What you put on your plate directly impacts your mental health and overall mood. A diet high in sugar and highly processed foods can lead to inflammation in the body and brain. Among other things, this inflammation can impair decision-making and intensify stress, depression, and anxiety. In order to function effectively, your body and brain require a variety of carbohydrates, proteins, fats, vitamins, and minerals. Give your mental health a boost by incorporating the following foods into your diet.

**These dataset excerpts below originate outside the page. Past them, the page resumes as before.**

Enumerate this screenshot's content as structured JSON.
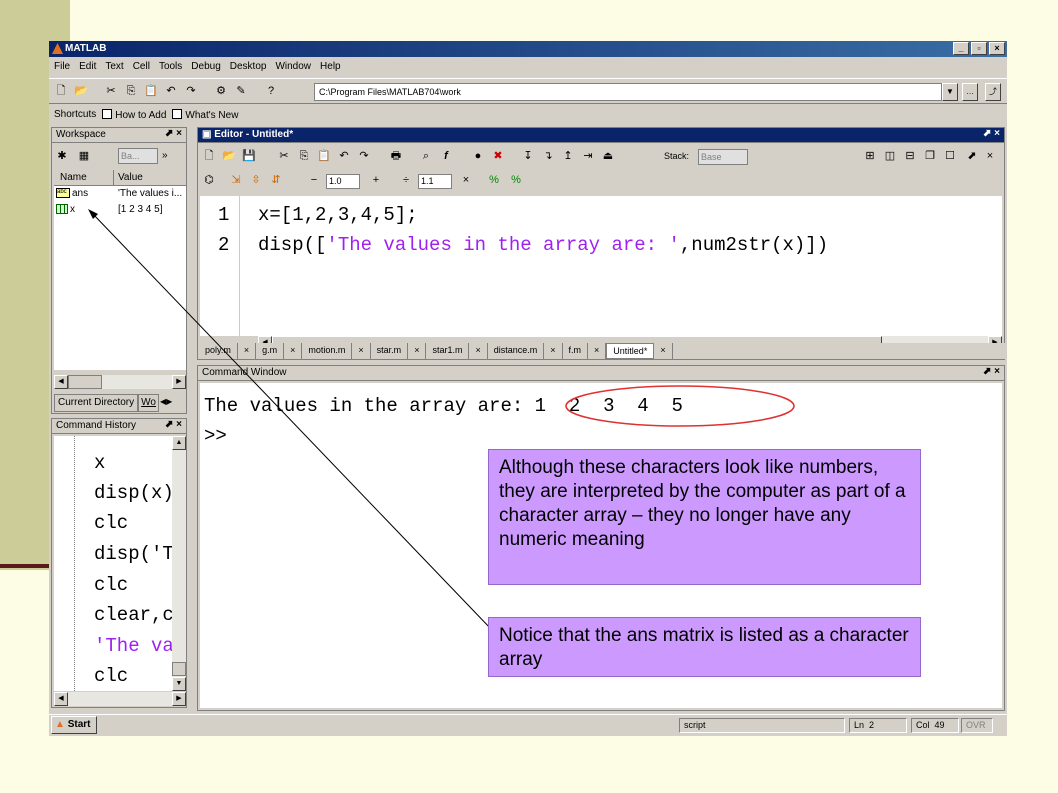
{
  "app_title": "MATLAB",
  "menu": [
    "File",
    "Edit",
    "Text",
    "Cell",
    "Tools",
    "Debug",
    "Desktop",
    "Window",
    "Help"
  ],
  "current_dir_path": "C:\\Program Files\\MATLAB704\\work",
  "shortcuts": {
    "label": "Shortcuts",
    "how_to_add": "How to Add",
    "whats_new": "What's New"
  },
  "workspace": {
    "title": "Workspace",
    "base_dropdown": "Ba...",
    "col_name": "Name",
    "col_value": "Value",
    "rows": [
      {
        "name": "ans",
        "value": "'The values i..."
      },
      {
        "name": "x",
        "value": "[1 2 3 4 5]"
      }
    ],
    "tab_current_dir": "Current Directory",
    "tab_other": "Wo"
  },
  "history": {
    "title": "Command History",
    "lines": [
      "x",
      "disp(x)",
      "clc",
      "disp('T",
      "clc",
      "clear,c",
      "'The va",
      "clc"
    ]
  },
  "editor": {
    "title": "Editor - Untitled*",
    "stack_label": "Stack:",
    "stack_value": "Base",
    "minus_value": "1.0",
    "div_value": "1.1",
    "lines": [
      {
        "num": "1",
        "code": "x=[1,2,3,4,5];",
        "string": ""
      },
      {
        "num": "2",
        "code_pre": "disp([",
        "string": "'The values in the array are: '",
        "code_post": ",num2str(x)])"
      }
    ],
    "tabs": [
      "poly.m",
      "g.m",
      "motion.m",
      "star.m",
      "star1.m",
      "distance.m",
      "f.m",
      "Untitled*"
    ]
  },
  "command_window": {
    "title": "Command Window",
    "output": "The values in the array are: 1  2  3  4  5",
    "prompt": ">>"
  },
  "callouts": {
    "first": "Although these characters look like numbers, they are interpreted by the computer as part of a character array – they no longer have any numeric meaning",
    "second": "Notice that the ans matrix is listed as a character array"
  },
  "status": {
    "start": "Start",
    "mode": "script",
    "ln_label": "Ln",
    "ln": "2",
    "col_label": "Col",
    "col": "49",
    "ovr": "OVR"
  }
}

During times of stress it’s common to eat comfort foods that temporarily soothe and distract us. Salty, greasy, sugary things taste good but don’t offer a lot of nutritional benefits. It’s normal to crave these foods, but when it comes to nutrition and stress, one of the best things you can do for your body and mind is to reach for whole foods like fruits, vegetables, proteins, and whole grains. Treats have their place every now and then, but try adding nutrient-rich foods to your plate more often. Notice if you feel a difference in your mood. Reach for these feel good foods to make your body and your mind feel better!

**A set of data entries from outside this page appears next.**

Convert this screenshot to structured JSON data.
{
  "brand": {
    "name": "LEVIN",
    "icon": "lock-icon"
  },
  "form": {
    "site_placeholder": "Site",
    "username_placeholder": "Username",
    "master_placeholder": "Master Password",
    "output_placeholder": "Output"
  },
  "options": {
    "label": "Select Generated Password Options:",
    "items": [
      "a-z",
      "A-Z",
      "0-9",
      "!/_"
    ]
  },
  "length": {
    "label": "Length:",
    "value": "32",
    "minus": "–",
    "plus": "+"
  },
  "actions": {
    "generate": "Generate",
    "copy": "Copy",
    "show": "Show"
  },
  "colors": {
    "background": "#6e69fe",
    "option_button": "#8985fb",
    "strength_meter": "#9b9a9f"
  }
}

Complex carbohydrates, like whole grains (oats and brown rice) and starchy vegetables (potatoes and corn), provide a steady source of energy for your brain.
Fatty fish, like wild salmon, tuna, and rainbow trout, are rich in omega-3 fatty acids, which promote overall brain health and may help manage depression and anxiety.

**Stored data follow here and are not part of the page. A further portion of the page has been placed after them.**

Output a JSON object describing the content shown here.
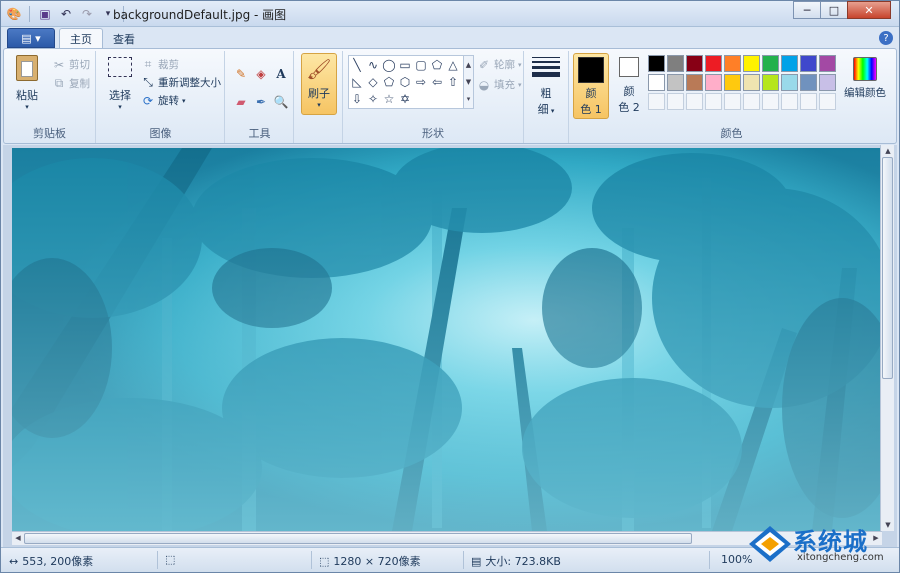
{
  "window": {
    "title": "backgroundDefault.jpg - 画图"
  },
  "quick_access": {
    "app_icon": "paint-palette-icon",
    "save_icon": "save-icon",
    "undo_icon": "undo-icon",
    "redo_icon": "redo-icon",
    "customize_icon": "dropdown-icon"
  },
  "window_controls": {
    "minimize": "─",
    "maximize": "□",
    "close": "✕"
  },
  "tabs": {
    "file_label": "▤ ▾",
    "home": "主页",
    "view": "查看"
  },
  "ribbon": {
    "clipboard": {
      "group_label": "剪贴板",
      "paste": "粘贴",
      "cut": "剪切",
      "copy": "复制"
    },
    "image": {
      "group_label": "图像",
      "select": "选择",
      "crop": "裁剪",
      "resize": "重新调整大小",
      "rotate": "旋转"
    },
    "tools": {
      "group_label": "工具"
    },
    "brushes": {
      "label": "刷子"
    },
    "shapes": {
      "group_label": "形状",
      "outline": "轮廓",
      "fill": "填充"
    },
    "size": {
      "label_line1": "粗",
      "label_line2": "细"
    },
    "colors": {
      "group_label": "颜色",
      "color1_line1": "颜",
      "color1_line2": "色 1",
      "color2_line1": "颜",
      "color2_line2": "色 2",
      "edit_colors": "编辑颜色",
      "color1_value": "#000000",
      "color2_value": "#ffffff",
      "palette_row1": [
        "#000000",
        "#7f7f7f",
        "#880015",
        "#ed1c24",
        "#ff7f27",
        "#fff200",
        "#22b14c",
        "#00a2e8",
        "#3f48cc",
        "#a349a4"
      ],
      "palette_row2": [
        "#ffffff",
        "#c3c3c3",
        "#b97a57",
        "#ffaec9",
        "#ffc90e",
        "#efe4b0",
        "#b5e61d",
        "#99d9ea",
        "#7092be",
        "#c8bfe7"
      ]
    }
  },
  "status": {
    "cursor_pos": "553, 200像素",
    "image_size": "1280 × 720像素",
    "file_size": "大小: 723.8KB",
    "zoom": "100%"
  },
  "watermark": {
    "brand": "系统城",
    "url": "xitongcheng.com"
  }
}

Lean proteins, like fish, turkey, chicken, eggs, and beans, help keep serotonin levels balanced and improve overall brain function.
Nuts & Seeds
Nuts and seeds, like almonds, walnuts, Brazil nuts, and pumpkin seeds, are a great source of magnesium, which has been found to improve sleep quality.
Fermented foods, like yogurt, kefir, and pickled vegetables, contain probiotics that have been shown to reduce anxiety and stress hormones.
Fresh fruit, like oranges, grapefruit, pineapple, berries, and bell peppers*, are all high in vitamin C, which can lower the stress hormone cortisol and blood pressure during high-stress situations.*Yes, peppers are botanically a fruit!